The research, by Natixis Global Asset Management, surveyed 642 investors, including public and corporate pension funds, sovereign wealth funds and insurers, in 27 countries.

It was intended to ascertain what investors felt their long-term prospects where and what they believe the risks to be.

Results of the survey showed that while investors are confident in their ability to meet their long-term objectives, they face short-term performance pressure that is likely to lead to reducing risks in their portfolio next year.

"Institutional investors have an enormous fiduciary responsibility to fund current goals and meet future obligations," said John Hailer, president and chief executive officer for Natixis Global Asset Management in the Americas and Asia.

"The current market environment makes it difficult for institutions to earn the returns that are necessary to fulfill both short-term and future responsibilities but building a durable portfolio with the proper risk management strategies can help investors strike a balance between pursuing long-term growth and minimizing losses from volatility."
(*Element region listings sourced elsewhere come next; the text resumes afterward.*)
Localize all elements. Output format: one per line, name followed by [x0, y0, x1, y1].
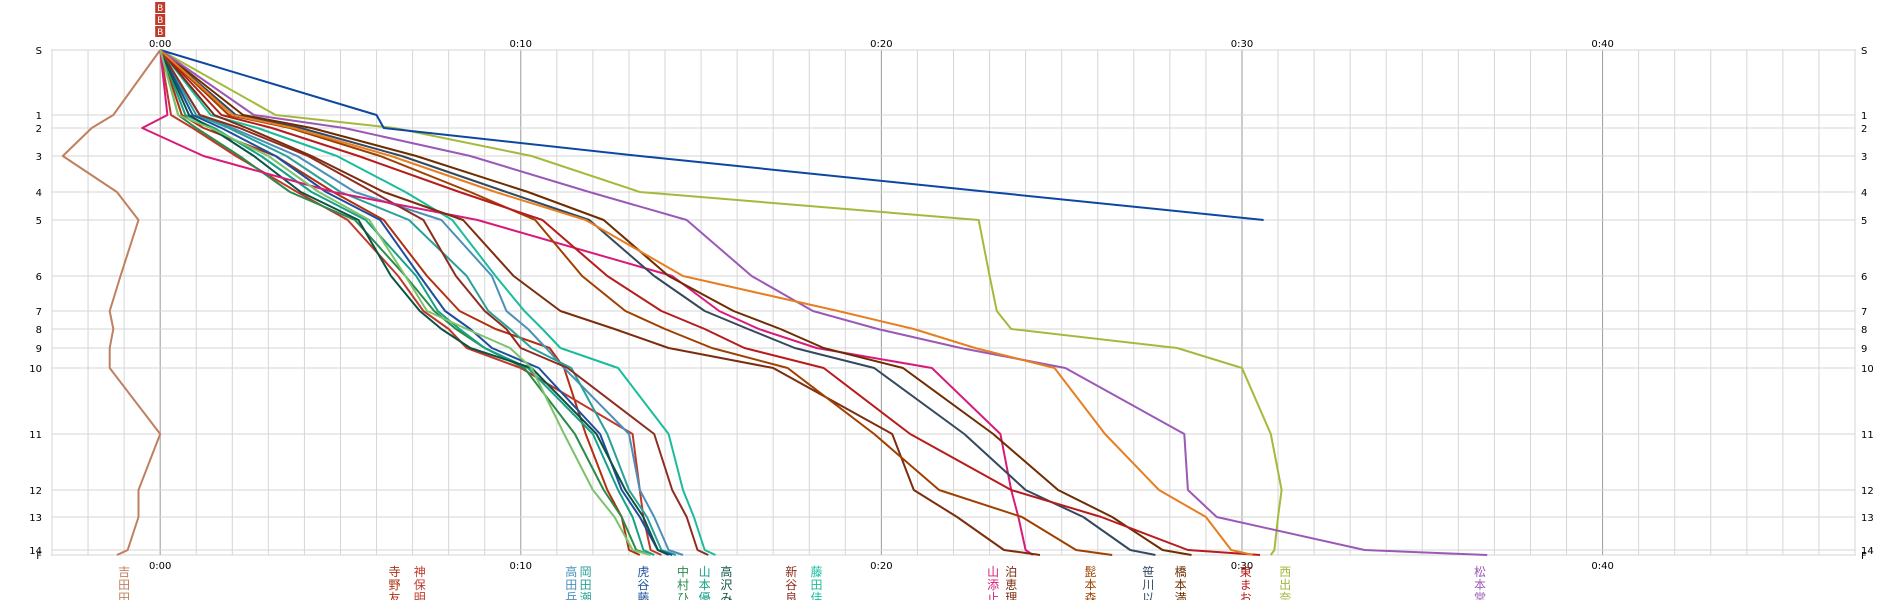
series-line: [159, 49, 1283, 556]
station-label-left: 10: [29, 364, 42, 375]
runner-name-label: 虎谷藤: [637, 565, 649, 600]
time-tick-top: 0:10: [510, 39, 532, 50]
start-marker-box: [155, 14, 166, 25]
station-label-left: 2: [36, 124, 42, 135]
start-marker-box: [155, 26, 166, 37]
runner-name-label: 橋本満: [1175, 565, 1187, 600]
station-label-left: F: [36, 551, 42, 562]
station-label-right: 13: [1861, 513, 1874, 524]
time-tick-bottom: 0:20: [870, 561, 892, 572]
time-tick-bottom: 0:00: [149, 561, 171, 572]
series-line: [141, 49, 1034, 556]
runner-name-label: 高田兵: [565, 564, 577, 600]
station-label-right: S: [1861, 46, 1867, 57]
runner-name-label: 高沢み: [720, 564, 732, 600]
station-label-right: 8: [1861, 325, 1867, 336]
runner-name-label: 山本優: [699, 565, 711, 600]
runner-name-label: 吉田田: [118, 565, 130, 600]
runner-name-label: 西出奈: [1279, 565, 1291, 600]
series-line: [159, 49, 1192, 556]
start-marker-char: B: [157, 28, 163, 38]
station-label-right: 9: [1861, 344, 1867, 355]
station-label-left: 4: [36, 188, 42, 199]
station-label-right: 4: [1861, 188, 1867, 199]
start-marker-char: B: [157, 16, 163, 26]
start-marker-box: [155, 2, 166, 13]
station-label-right: F: [1861, 551, 1867, 562]
station-label-right: 7: [1861, 307, 1867, 318]
station-label-right: 2: [1861, 124, 1867, 135]
station-label-right: 10: [1861, 364, 1874, 375]
runner-name-label: 山添止: [987, 565, 999, 600]
station-label-right: 1: [1861, 111, 1867, 122]
station-label-left: 9: [36, 344, 42, 355]
station-label-left: 8: [36, 325, 42, 336]
grid: [51, 49, 1856, 556]
runner-name-label: 髭本森: [1085, 565, 1097, 600]
runner-name-label: 松本堂: [1474, 565, 1486, 600]
start-marker-char: B: [157, 4, 163, 14]
series-line: [159, 49, 1113, 556]
series-line: [159, 49, 1264, 221]
series-line: [159, 49, 670, 556]
series-line: [159, 49, 716, 556]
time-tick-top: 0:00: [149, 39, 171, 50]
runner-name-label: 東まお: [1240, 565, 1252, 600]
runner-name-label: 笹川以: [1142, 565, 1154, 600]
runner-name-label: 藤田佳: [810, 565, 822, 600]
station-label-right: 14: [1861, 546, 1874, 557]
time-tick-bottom: 0:40: [1591, 561, 1613, 572]
runner-name-label: 泊恵理: [1005, 565, 1017, 600]
station-label-left: 11: [29, 430, 42, 441]
station-label-left: 14: [29, 546, 42, 557]
series-line: [159, 49, 1254, 556]
time-tick-bottom: 0:10: [510, 561, 532, 572]
station-label-right: 12: [1861, 486, 1874, 497]
station-label-left: S: [36, 46, 42, 57]
series-line: [159, 49, 684, 556]
series-line: [159, 49, 673, 556]
runner-name-label: 神保明: [414, 565, 426, 600]
station-label-right: 6: [1861, 272, 1867, 283]
runner-name-label: 新谷良: [785, 564, 797, 600]
series-lines: [61, 49, 1488, 556]
runner-name-label: 岡田潮: [580, 565, 592, 600]
station-label-left: 3: [36, 152, 42, 163]
station-label-right: 11: [1861, 430, 1874, 441]
series-line: [159, 49, 709, 556]
station-label-left: 6: [36, 272, 42, 283]
station-label-left: 12: [29, 486, 42, 497]
series-line: [159, 49, 662, 556]
time-tick-top: 0:40: [1591, 39, 1613, 50]
station-label-left: 13: [29, 513, 42, 524]
series-line: [159, 49, 1488, 556]
time-tick-top: 0:30: [1231, 39, 1253, 50]
station-label-left: 5: [36, 216, 42, 227]
station-label-left: 7: [36, 307, 42, 318]
series-line: [159, 49, 1261, 556]
runner-name-label: 寺野友: [389, 565, 401, 600]
series-line: [61, 49, 162, 556]
station-label-right: 5: [1861, 216, 1867, 227]
runner-name-label: 中村ひ: [677, 564, 689, 600]
series-line: [159, 49, 677, 556]
series-line: [159, 49, 1041, 556]
station-label-left: 1: [36, 111, 42, 122]
station-label-right: 3: [1861, 152, 1867, 163]
series-line: [159, 49, 651, 556]
time-tick-top: 0:20: [870, 39, 892, 50]
time-tick-bottom: 0:30: [1231, 561, 1253, 572]
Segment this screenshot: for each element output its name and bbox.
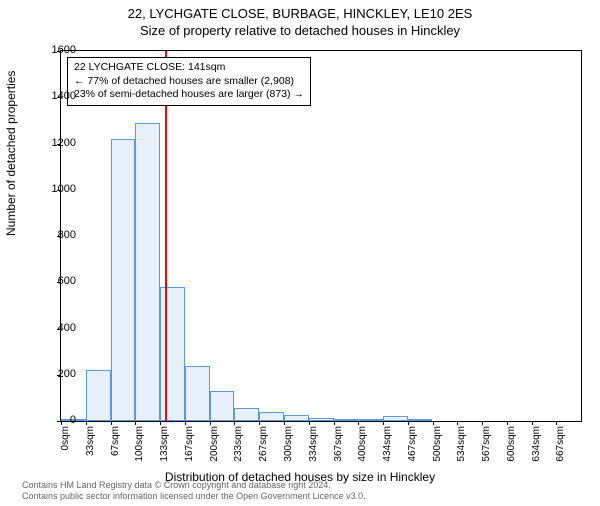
attribution-line: Contains HM Land Registry data © Crown c… [22, 480, 366, 491]
x-tick-label: 33sqm [85, 426, 96, 466]
histogram-bar [234, 408, 259, 421]
title-sub: Size of property relative to detached ho… [0, 23, 600, 38]
x-tick-label: 400sqm [357, 426, 368, 466]
annotation-box: 22 LYCHGATE CLOSE: 141sqm← 77% of detach… [67, 57, 311, 106]
annotation-line: ← 77% of detached houses are smaller (2,… [74, 75, 304, 89]
x-tick-label: 300sqm [283, 426, 294, 466]
x-tick-label: 500sqm [432, 426, 443, 466]
x-tick-label: 634sqm [531, 426, 542, 466]
annotation-line: 23% of semi-detached houses are larger (… [74, 88, 304, 102]
y-tick-label: 1000 [42, 183, 76, 195]
histogram-bar [383, 416, 408, 421]
histogram-bar [309, 418, 334, 421]
y-tick-label: 1200 [42, 137, 76, 149]
histogram-bar [86, 370, 111, 421]
x-tick-label: 567sqm [481, 426, 492, 466]
title-main: 22, LYCHGATE CLOSE, BURBAGE, HINCKLEY, L… [0, 6, 600, 21]
x-tick-label: 200sqm [209, 426, 220, 466]
annotation-line: 22 LYCHGATE CLOSE: 141sqm [74, 61, 304, 75]
histogram-bar [160, 287, 185, 421]
histogram-bar [210, 391, 235, 421]
x-tick-label: 534sqm [456, 426, 467, 466]
histogram-bar [284, 415, 309, 421]
attribution-text: Contains HM Land Registry data © Crown c… [22, 480, 366, 502]
y-axis-label: Number of detached properties [4, 71, 18, 236]
x-tick-label: 334sqm [308, 426, 319, 466]
y-tick-label: 600 [42, 275, 76, 287]
x-tick-label: 667sqm [555, 426, 566, 466]
x-tick-label: 133sqm [159, 426, 170, 466]
histogram-bar [135, 123, 160, 421]
x-tick-label: 600sqm [506, 426, 517, 466]
y-tick-label: 200 [42, 368, 76, 380]
histogram-bar [185, 366, 210, 422]
histogram-bar [358, 419, 383, 421]
x-tick-label: 100sqm [134, 426, 145, 466]
x-tick-label: 434sqm [382, 426, 393, 466]
y-tick-label: 400 [42, 322, 76, 334]
x-tick-label: 0sqm [60, 426, 71, 466]
histogram-bar [259, 412, 284, 421]
attribution-line: Contains public sector information licen… [22, 491, 366, 502]
y-tick-label: 1400 [42, 90, 76, 102]
histogram-chart: 22 LYCHGATE CLOSE: 141sqm← 77% of detach… [60, 50, 582, 422]
y-tick-label: 800 [42, 229, 76, 241]
reference-line [165, 51, 167, 421]
x-tick-label: 233sqm [233, 426, 244, 466]
y-tick-label: 1600 [42, 44, 76, 56]
y-tick-label: 0 [42, 414, 76, 426]
x-tick-label: 67sqm [110, 426, 121, 466]
histogram-bar [111, 139, 136, 421]
histogram-bar [408, 419, 433, 421]
x-tick-label: 267sqm [258, 426, 269, 466]
histogram-bar [334, 419, 359, 421]
x-tick-label: 367sqm [333, 426, 344, 466]
x-tick-label: 467sqm [407, 426, 418, 466]
x-tick-label: 167sqm [184, 426, 195, 466]
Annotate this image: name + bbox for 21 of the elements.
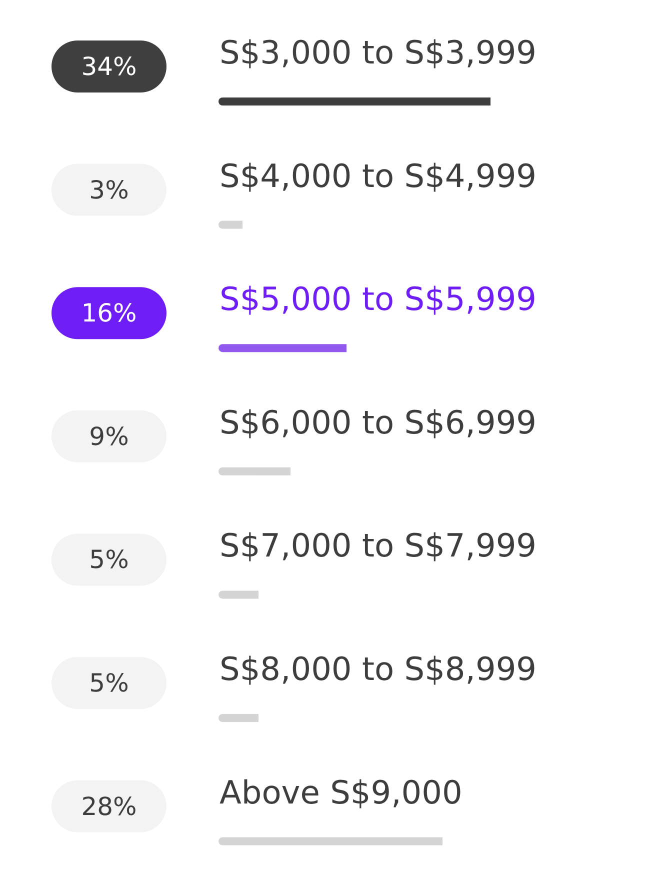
y-tick-label: S$8,000 to S$8,999 <box>220 650 537 688</box>
data-label: 34% <box>81 52 137 81</box>
data-label: 5% <box>89 668 129 698</box>
y-tick-label: S$3,000 to S$3,999 <box>220 34 537 72</box>
y-tick-label: S$5,000 to S$5,999 <box>220 280 537 318</box>
data-label: 5% <box>89 545 129 574</box>
bar <box>218 837 442 846</box>
bar <box>218 714 258 722</box>
bar <box>218 467 290 476</box>
bar <box>218 344 346 352</box>
data-label: 28% <box>81 792 137 821</box>
data-label: 9% <box>89 422 129 451</box>
data-label: 16% <box>81 298 137 328</box>
y-tick-label: S$6,000 to S$6,999 <box>220 403 537 442</box>
y-tick-label: Above S$9,000 <box>220 773 462 812</box>
data-label: 3% <box>89 175 129 204</box>
bar <box>218 220 242 229</box>
y-tick-label: S$4,000 to S$4,999 <box>220 156 537 195</box>
bar <box>218 98 490 106</box>
y-tick-label: S$7,000 to S$7,999 <box>220 526 537 565</box>
bar <box>218 590 258 599</box>
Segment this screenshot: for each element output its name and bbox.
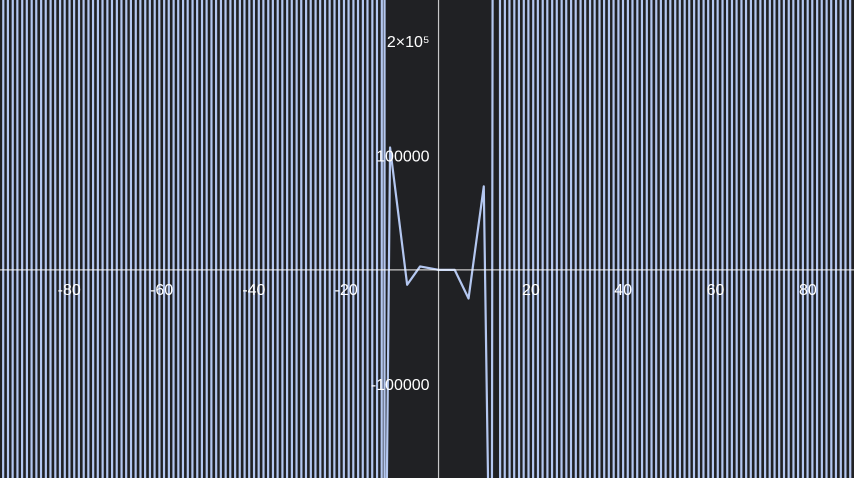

Confidence in meeting long-term liabilities was high with 87 per cent of respondents saying they expect to meet them, although more than half of respondents believe that most other organisations will fail to do so.

80 per cent of institutions said it is challenging to generate stable returns, while 68 per cent expect it will be difficult to manage liabilities linked to increased longevity, the survey found.

The top four potential threats to investment performance in the next year are geopolitical events (named by 17% of institutional investors), European economic problems (13%), slower growth in China (12%) and rising interest rates (11%).

As they look ahead, institutional investors are wary that higher interest rates will contribute to choppy markets. Two-thirds of investors (67%) expect difficulties over the next three years linked to rising interest rates and 81 percent say it will be tough to manage volatility in that time.

According to the survey, as rates rise, institutional investors will adjust their bond portfolios and allocations. Sixty-one percent would move from long- to shorter-duration bonds, while others plan to reduce exposure to fixed-income (46%). More than a third (36%) would increase their use of alternative strategies.

"Institutions want to avoid being upended by a big swing in the markets and will position their portfolios accordingly," Hailer said.